1940 | 28000 | 3000 |

1950 | 34000 | 6000 |

1960 | 42000 | 8000 |

1970 | 47000 | 5000 |

Step 2: Find the average rate of increase of population (x̄)

x̄ = (3000+6000+8000+5000)/4

x̄ = 22000/4

x̄ = 5500

Step 3: Find the number of decades (n) between the last known year and the required year

n = 5 (5 decades elapsed between 1970 and 2020)

Step 4: Apply the formula **Pn = Po + nx̄,**

P[2020] = P[1970] + (5 * 5500)

P[2020] = 47000 + 27500

** P[2020] = 74,500**. Therefore, population at 2020 will be 74,500.

## Geometrical Increase Method

### Where Geometrical Increase Method is used

This method is adopted for **young and developing towns**, where the rate of growth of population is proportional to the population at present (i.e., dP/dt ∝ P). Therefore, it is assumed that the percentage increase in population is constant.
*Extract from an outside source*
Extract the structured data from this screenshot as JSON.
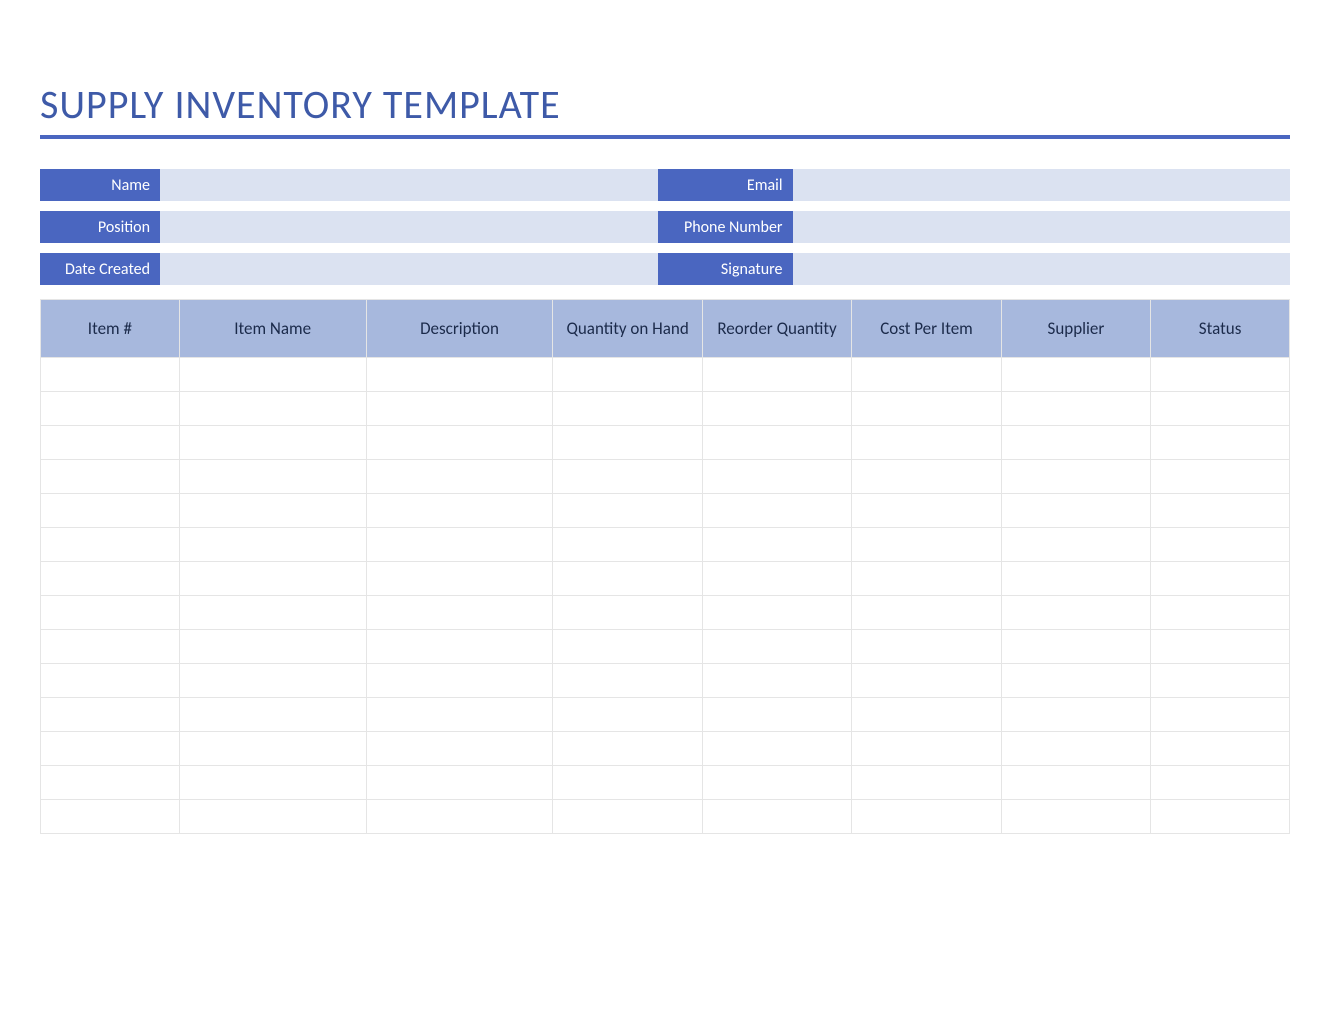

It is similar to compound interest calculations. The population predicted by this method is the highest of all.

### Geometrical Increase Method Derivation

Let's say, for the 0th-year population is **P**

For 1st year/decade, according to this method, the population would become,

* P + (r/100)P*, where r is the growth rate.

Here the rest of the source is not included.